Les équipes des distilleries Dislaub et Goyard peuvent pousser un ouf de soulagement. La fièvre qui s’est emparée des deux fabricants d’alcool, filiales de Cristal Union, durant la crise du coronavirus commence à retomber quelque peu. Il y a quatre mois, les deux sites ont dû bouleverser leur production pour répondre en urgence à l’accroissement de demandes d’alcool surfin et de solutions hydroalcooliques. « Dès que le gouvernement a autorisé un certain nombre de sites à fabriquer du gel et de la solution hydroalcoolique, comme les pharmacies, nous avons décidé de nous lancer », explique Maurice Lombard, président directeur général de Jean Goyard et ancien directeur industriel de Cristal Union.

Une fabrication collégiale

La production a été réalisée de concert avec plusieurs sites du groupe. Les distilleries d’Arcis-sur-Aube (Aube) et de Cristanol à Bazancourt (Marne) ont rapidement pu augmenter leur production d’alcool surfin Biocidal, dans un contexte de réorganisation industrielle. Les installations de la distillerie vinique de Deulep avaient été transférées en novembre à Bazancourt. « Cela nous a permis de disposer de deux lignes séparées, une dédiée à la betterave et l’autre au blé, contre une seule auparavant, et de doubler nos capacités en un temps record », explique Maurice Lombard. Près de 3,5 millions d’euros ont été investis dans la construction de bâtiments pour accueillir la nouvelle ligne de distillation. Une partie de l’alcool produit à Bazancourt a ensuite été acheminée vers Dislaub, située à Buchère (Aube). Cette distillerie est spécialisée dans la production d’alcool agricole et la régénération d’alcools et de solvants, depuis l’arrêt de la distillation de betteraves en 2003. « Nous produisons 430 000 hectolitres d’alcool surfin agricole chaque année à partir des flegmes de Cristanol », explique Hubert Théréné, directeur général de Dislaub.

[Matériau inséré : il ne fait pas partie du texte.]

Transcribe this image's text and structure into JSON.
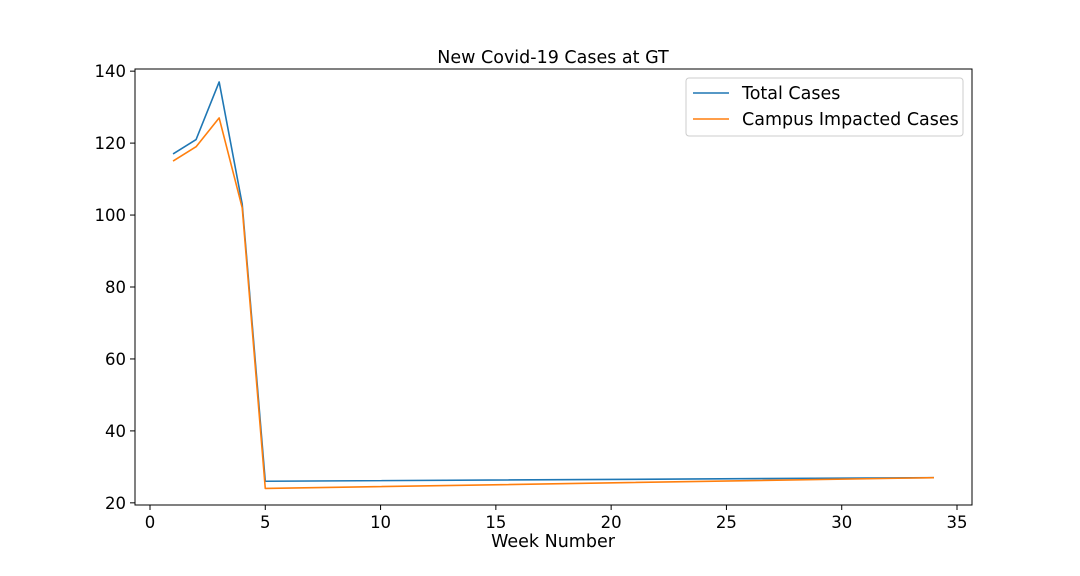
{
  "chart_data": {
    "type": "line",
    "title": "New Covid-19 Cases at GT",
    "xlabel": "Week Number",
    "ylabel": "",
    "xlim": [
      -0.65,
      35.65
    ],
    "ylim": [
      19.4,
      140.6
    ],
    "xticks": [
      0,
      5,
      10,
      15,
      20,
      25,
      30,
      35
    ],
    "yticks": [
      20,
      40,
      60,
      80,
      100,
      120,
      140
    ],
    "grid": false,
    "legend_position": "top-right",
    "series": [
      {
        "name": "Total Cases",
        "color": "#1f77b4",
        "x": [
          1,
          2,
          3,
          4,
          5,
          34
        ],
        "y": [
          117,
          121,
          137,
          103,
          26,
          27
        ]
      },
      {
        "name": "Campus Impacted Cases",
        "color": "#ff7f0e",
        "x": [
          1,
          2,
          3,
          4,
          5,
          34
        ],
        "y": [
          115,
          119,
          127,
          102,
          24,
          27
        ]
      }
    ]
  }
}
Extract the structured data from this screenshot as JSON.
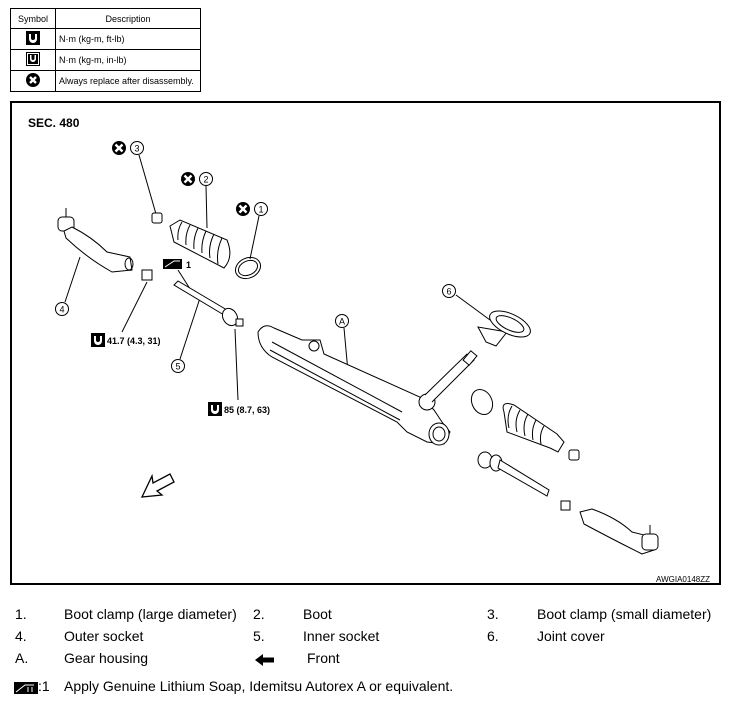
{
  "legend_table": {
    "headers": [
      "Symbol",
      "Description"
    ],
    "rows": [
      {
        "icon": "torque-wrench-ftlb-icon",
        "description": "N·m (kg-m, ft-lb)"
      },
      {
        "icon": "torque-wrench-inlb-icon",
        "description": "N·m (kg-m, in-lb)"
      },
      {
        "icon": "always-replace-icon",
        "description": "Always replace after disassembly."
      }
    ]
  },
  "diagram": {
    "section": "SEC. 480",
    "callouts": [
      "1",
      "2",
      "3",
      "4",
      "5",
      "6",
      "A"
    ],
    "torque_1": "41.7 (4.3, 31)",
    "torque_2": "85 (8.7, 63)",
    "grease_ref": "1",
    "figure_code": "AWGIA0148ZZ"
  },
  "parts": [
    {
      "num": "1.",
      "name": "Boot clamp (large diameter)"
    },
    {
      "num": "2.",
      "name": "Boot"
    },
    {
      "num": "3.",
      "name": "Boot clamp (small diameter)"
    },
    {
      "num": "4.",
      "name": "Outer socket"
    },
    {
      "num": "5.",
      "name": "Inner socket"
    },
    {
      "num": "6.",
      "name": "Joint cover"
    },
    {
      "num": "A.",
      "name": "Gear housing"
    }
  ],
  "front_label": "Front",
  "grease_note": {
    "ref": ":1",
    "text": "Apply Genuine Lithium Soap, Idemitsu Autorex A or equivalent."
  }
}
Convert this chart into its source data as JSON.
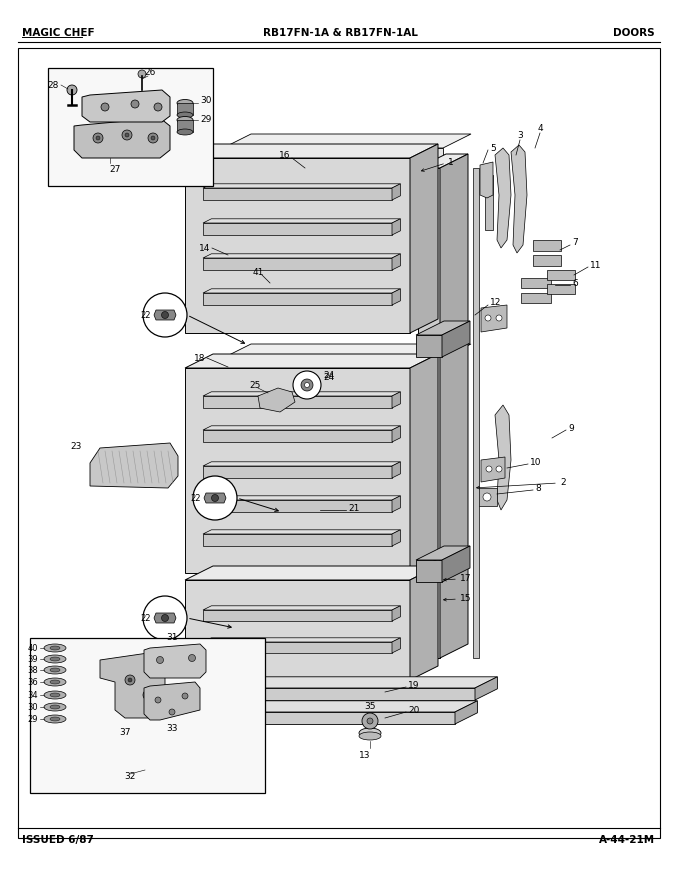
{
  "bg_color": "#ffffff",
  "header_left": "MAGIC CHEF",
  "header_center": "RB17FN-1A & RB17FN-1AL",
  "header_right": "DOORS",
  "footer_left": "ISSUED 6/87",
  "footer_right": "A-44-21M",
  "border_color": "#000000",
  "text_color": "#000000",
  "fig_width": 6.8,
  "fig_height": 8.9,
  "dpi": 100
}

La demande a bondi dès le 16 mars. « Nous avons fait face à une hausse soudaine des commandes avec des salariés en télétravail ou en arrêt maladie. Nous avons dû recruter des intérimaires », explique-t-il. Le site dispose d’un atelier de conditionnement en bidons et de petites citernes allant de 5 à 1 000 litres. Habituellement, 10 000 hectolitres d’alcool surfin Biocidal sont conditionnés par mois. L’atelier est passé d’une seule équipe à deux, puis à trois en quelques jours pour un fonctionnement en 3 x 8. La production a pu doubler puis tripler dès le mois d’avril, dépassant les 33 000 hectolitres de surfin conditionnés.

Des niveaux de production inédits

Face à l’urgence, la distillerie Jean Goyard située à Aÿ (Marne) a été appelée à la rescousse. Connue pour son ratafia, ses marcs de champagne et fines champenoises commercialisés sous sa propre marque, elle a aussi participé à l’effort. Elle a conditionné de petites quantités d’alcool surfin Biocidal en cinq litres à destination des professionnels de santé et produit des solutions hydroalcooliques. Ces dernières ont été réalisées à partir d’alcool surfin produit par le groupe et d’un mélange avec de la glycérine fourni par le site de recherches ARD situé à Pomacle (Marne). Les solutions hydroalcooliques ont pu être commercialisées dans les premiers jours du confinement, aux adhérents, à prix coûtant, ainsi qu’aux coopératives et partenaires du groupe qui en faisaient la demande.

Cette réorientation depuis le début de la crise du coronavirus a permis de compenser les pertes d’activité sur le bioéthanol carburant durant le confinement. « Jusqu’à présent, la production d’alcool surfin Biocidal représentait moins de 2 % des ventes d’alcool totales du groupe. Elle est passée à 10 % en mars, à 25 % en avril, à 33 % en mai, puis à 25 % en juin, avant de se stabiliser entre 15 et 20 % », détaille Cristal Union. Pour le groupe, ce niveau est historique. « Même au moment de la grippe H1N1, ces niveaux n’avaient jamais été atteints, restant autour de 10 % », estime-t-on. « Grâce aux investissements faits et aux équipements que l’on a choisi de garder sur notre territoire, nous avons pu répondre très vite aux commandes », se félicite Maurice Lombard. Une nouvelle activité commerciale pour le groupe qui risque bien de perdurer quelque temps.